No hay convencimiento en las palabras de la chica. No es una disculpa, solo intenta pasar la página.

El chico tampoco sabe qué responder. Todos sus planes se han venido abajo. No tiene valor. A la hora de la verdad, él no es capaz de negarse a nada que ella le pida. El pecho se le contrae, la garganta se le seca y las palabras no fluyen. Opresión.

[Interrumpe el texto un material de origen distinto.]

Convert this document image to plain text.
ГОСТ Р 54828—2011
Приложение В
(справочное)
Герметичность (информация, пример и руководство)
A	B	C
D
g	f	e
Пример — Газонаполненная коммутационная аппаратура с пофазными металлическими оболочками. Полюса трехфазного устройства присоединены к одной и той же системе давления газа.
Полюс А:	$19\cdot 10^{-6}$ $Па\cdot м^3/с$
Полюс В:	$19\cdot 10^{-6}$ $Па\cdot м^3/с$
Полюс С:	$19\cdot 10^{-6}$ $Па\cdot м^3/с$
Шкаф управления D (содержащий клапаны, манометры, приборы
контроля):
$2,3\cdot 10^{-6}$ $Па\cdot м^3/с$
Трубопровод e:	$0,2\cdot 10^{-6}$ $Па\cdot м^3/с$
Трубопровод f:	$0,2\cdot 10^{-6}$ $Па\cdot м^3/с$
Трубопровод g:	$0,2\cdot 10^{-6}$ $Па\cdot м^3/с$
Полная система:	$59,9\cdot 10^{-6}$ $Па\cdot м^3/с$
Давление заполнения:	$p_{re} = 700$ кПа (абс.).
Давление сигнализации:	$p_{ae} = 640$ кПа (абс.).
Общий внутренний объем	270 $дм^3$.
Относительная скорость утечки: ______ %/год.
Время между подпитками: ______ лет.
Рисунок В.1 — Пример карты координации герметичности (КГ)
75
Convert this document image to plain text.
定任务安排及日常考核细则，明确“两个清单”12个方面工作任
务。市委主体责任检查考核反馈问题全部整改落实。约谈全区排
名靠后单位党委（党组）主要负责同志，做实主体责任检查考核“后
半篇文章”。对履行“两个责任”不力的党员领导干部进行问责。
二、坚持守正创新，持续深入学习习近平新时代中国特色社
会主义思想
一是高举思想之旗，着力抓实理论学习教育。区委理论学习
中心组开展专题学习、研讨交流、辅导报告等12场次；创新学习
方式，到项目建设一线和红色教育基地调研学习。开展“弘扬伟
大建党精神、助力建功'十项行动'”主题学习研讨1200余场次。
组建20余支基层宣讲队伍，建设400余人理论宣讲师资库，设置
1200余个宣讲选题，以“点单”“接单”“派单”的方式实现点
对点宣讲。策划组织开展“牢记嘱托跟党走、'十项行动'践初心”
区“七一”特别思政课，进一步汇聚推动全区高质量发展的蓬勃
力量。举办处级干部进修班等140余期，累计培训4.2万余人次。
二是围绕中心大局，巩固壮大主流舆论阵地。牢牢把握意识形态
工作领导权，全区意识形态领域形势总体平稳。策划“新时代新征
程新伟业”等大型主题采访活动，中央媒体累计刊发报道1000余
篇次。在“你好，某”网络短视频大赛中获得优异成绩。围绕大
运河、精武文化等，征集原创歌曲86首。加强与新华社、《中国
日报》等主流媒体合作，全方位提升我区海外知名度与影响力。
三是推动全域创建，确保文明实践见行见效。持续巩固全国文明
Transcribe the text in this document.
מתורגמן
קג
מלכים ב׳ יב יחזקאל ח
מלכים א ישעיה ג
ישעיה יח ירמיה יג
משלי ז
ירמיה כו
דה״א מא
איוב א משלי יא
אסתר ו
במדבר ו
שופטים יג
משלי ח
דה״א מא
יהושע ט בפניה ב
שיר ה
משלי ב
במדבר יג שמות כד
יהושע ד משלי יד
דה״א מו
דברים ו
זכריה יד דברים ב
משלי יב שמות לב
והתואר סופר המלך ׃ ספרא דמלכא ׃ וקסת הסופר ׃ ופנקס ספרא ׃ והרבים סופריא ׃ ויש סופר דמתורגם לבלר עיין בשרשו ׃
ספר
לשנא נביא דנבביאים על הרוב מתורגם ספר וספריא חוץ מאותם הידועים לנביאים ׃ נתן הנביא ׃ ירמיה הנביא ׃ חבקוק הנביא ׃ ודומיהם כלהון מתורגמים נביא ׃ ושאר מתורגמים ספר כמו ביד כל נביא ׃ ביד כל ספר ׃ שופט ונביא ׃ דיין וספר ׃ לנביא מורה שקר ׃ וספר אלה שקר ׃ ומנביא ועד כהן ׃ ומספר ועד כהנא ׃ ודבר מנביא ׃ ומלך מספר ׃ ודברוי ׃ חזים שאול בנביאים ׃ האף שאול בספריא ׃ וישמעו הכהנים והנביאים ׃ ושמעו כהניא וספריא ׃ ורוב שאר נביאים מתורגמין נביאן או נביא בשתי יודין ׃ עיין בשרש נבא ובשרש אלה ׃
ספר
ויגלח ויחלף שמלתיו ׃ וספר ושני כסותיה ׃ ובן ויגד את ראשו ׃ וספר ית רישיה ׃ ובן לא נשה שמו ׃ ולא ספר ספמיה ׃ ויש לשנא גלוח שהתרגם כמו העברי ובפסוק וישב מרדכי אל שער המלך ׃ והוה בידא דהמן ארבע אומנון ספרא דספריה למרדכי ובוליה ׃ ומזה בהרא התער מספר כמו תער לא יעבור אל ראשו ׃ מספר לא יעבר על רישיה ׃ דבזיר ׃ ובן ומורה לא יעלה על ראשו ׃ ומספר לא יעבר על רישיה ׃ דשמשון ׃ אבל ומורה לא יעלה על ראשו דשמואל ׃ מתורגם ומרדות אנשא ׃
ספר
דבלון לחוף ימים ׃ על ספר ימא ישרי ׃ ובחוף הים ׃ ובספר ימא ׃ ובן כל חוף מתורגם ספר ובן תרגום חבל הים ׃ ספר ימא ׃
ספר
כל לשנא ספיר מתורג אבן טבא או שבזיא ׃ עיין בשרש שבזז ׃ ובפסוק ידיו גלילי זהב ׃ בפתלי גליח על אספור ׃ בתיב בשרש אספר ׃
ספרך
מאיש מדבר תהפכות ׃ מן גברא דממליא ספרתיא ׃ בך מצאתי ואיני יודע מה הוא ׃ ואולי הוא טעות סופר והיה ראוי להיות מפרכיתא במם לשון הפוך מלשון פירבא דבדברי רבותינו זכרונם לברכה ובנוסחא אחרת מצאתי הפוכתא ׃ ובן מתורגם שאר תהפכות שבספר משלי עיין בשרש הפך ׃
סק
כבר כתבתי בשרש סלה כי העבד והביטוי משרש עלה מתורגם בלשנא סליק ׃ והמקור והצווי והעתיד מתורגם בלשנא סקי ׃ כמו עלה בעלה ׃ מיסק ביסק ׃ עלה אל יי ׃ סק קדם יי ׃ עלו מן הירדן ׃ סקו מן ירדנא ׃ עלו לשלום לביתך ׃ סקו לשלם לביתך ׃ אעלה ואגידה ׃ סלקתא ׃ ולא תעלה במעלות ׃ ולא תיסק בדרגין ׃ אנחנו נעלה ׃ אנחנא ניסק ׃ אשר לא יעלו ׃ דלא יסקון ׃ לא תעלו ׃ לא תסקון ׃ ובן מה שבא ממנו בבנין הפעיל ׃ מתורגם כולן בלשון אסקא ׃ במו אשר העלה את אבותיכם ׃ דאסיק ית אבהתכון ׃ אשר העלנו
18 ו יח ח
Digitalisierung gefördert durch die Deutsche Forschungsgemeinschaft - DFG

En centésimas de segundo trata de convencerse a sí mismo, reunir valentía para gritarle que se olvide de él, que se vaya, que ya no puede más. ¿No ha sufrido ya bastante?

—Vaya… Tienes muchas cosas que hacer.

—No es eso. Lo cierto es que…

«Estoy enamorado de ti y me estás haciendo la vida imposible. No te basta con no quererme, con liarte con otro delante de mí, más guapo, más maduro, mejor que yo. No te vale con hacer que mi existencia sea un infierno, que no piense en otra cosa que en tus ojos, tus labios, tu cuerpo perfecto. No es suficiente para ti que ya ni siquiera pueda oír nuestras canciones porque me pongo a llorar como un bebé. No basta todo eso sino que, además, me mientes. Me siento humillado. Haces que me preocupe por ti, me dejas plantado y no me cuentas la verdad».

—Estás enfadado conmigo, ¿verdad?

Por fin Paula mira a los ojos a su amigo. No, no puede pasar página así como así. Mario enmudece. Todo cambia en su mente de pronto. La ira, el enfado, el sufrimiento, las ganas de contarle la verdad, su verdad, se esfuman. Observa cómo los ojos claros de Paula se humedecen y brillan. No es esa chica segura y deslumbrante que arrasa con su presencia allá donde va: ahora es frágil, débil.

—Bueno…, no. No estoy enfadado.

—Lo siento, Mario. De verdad. He sido una estúpida. Lo siento.

Una lagrima. Y otra. Un sollozo silencioso en medio del enjambre de voces que gobierna la clase, testigo involuntario del momento. La rendición de la princesa.

El chico no sabe qué decir. Ahora menos que nunca. Pero tiene que hacer algo. Se pone de pie, a su lado, en la esquina opuesta en donde habitan las Sugus. Es más alto que ella y no puede sostenerle la mirada. Es demasiado increíble: esos ojos castaños, brillantes, inmensos, han eliminado de él cualquier tipo de resentimiento. Sus cuerpos están cerca. Y la abraza. Intenta consolarla. Paula pasa sus brazos por la cintura y apoya la cabeza contra uno de sus hombros.

Es un instante mágico. La vida de Mario vuelve a tener sentido. En unos segundos, esos segundos maravillosos, crece, madura, gana la confianza con la que no nació.

—Vale, no te preocupes. No ha pasado nada. No estoy enfadado —susurra, mientras le da un toquecito en la espalda.

—No debí mentirte. Se me fue de las manos. Perdóname.

—Te perdono. Te perdono.

«No te vayas Paula. Quédate abrazada a mí para siempre. No te vayas. Paula».

La clase estalla en un ruido atronador de sillas y de mesas arrastrándose. Llega el siguiente profesor, el de Filosofía.

El abrazo terminal Los chicos se separan. Ambos sonríen.

—Me voy rápido, que viene el de Filo.

—Vale. ¿Pasas por mi casa a las cinco? —pregunta Mario—. Tenemos mucho que estudiar.

—Vale. A las cinco estaré allí, te lo prometo.

Le da un beso en la mejilla y corre a su asiento sorteando a cuantos compañeros se cruzan en el trayecto.

Mario la observa. Ella lo mira cuando llega hasta su mesa y lo saluda con la mano sonriente. Él la imita.

Su mejilla arde, casi tanto como su corazón, que late de nuevo, deprisa, acelerado.

No era lo que había previsto. Jamás pensó que aquello fuera a resolverse de esa manera. ¿Cómo iba a imaginarlo? Pero se alegra, aunque sabe que, con toda seguridad, continuará sufriendo por ella.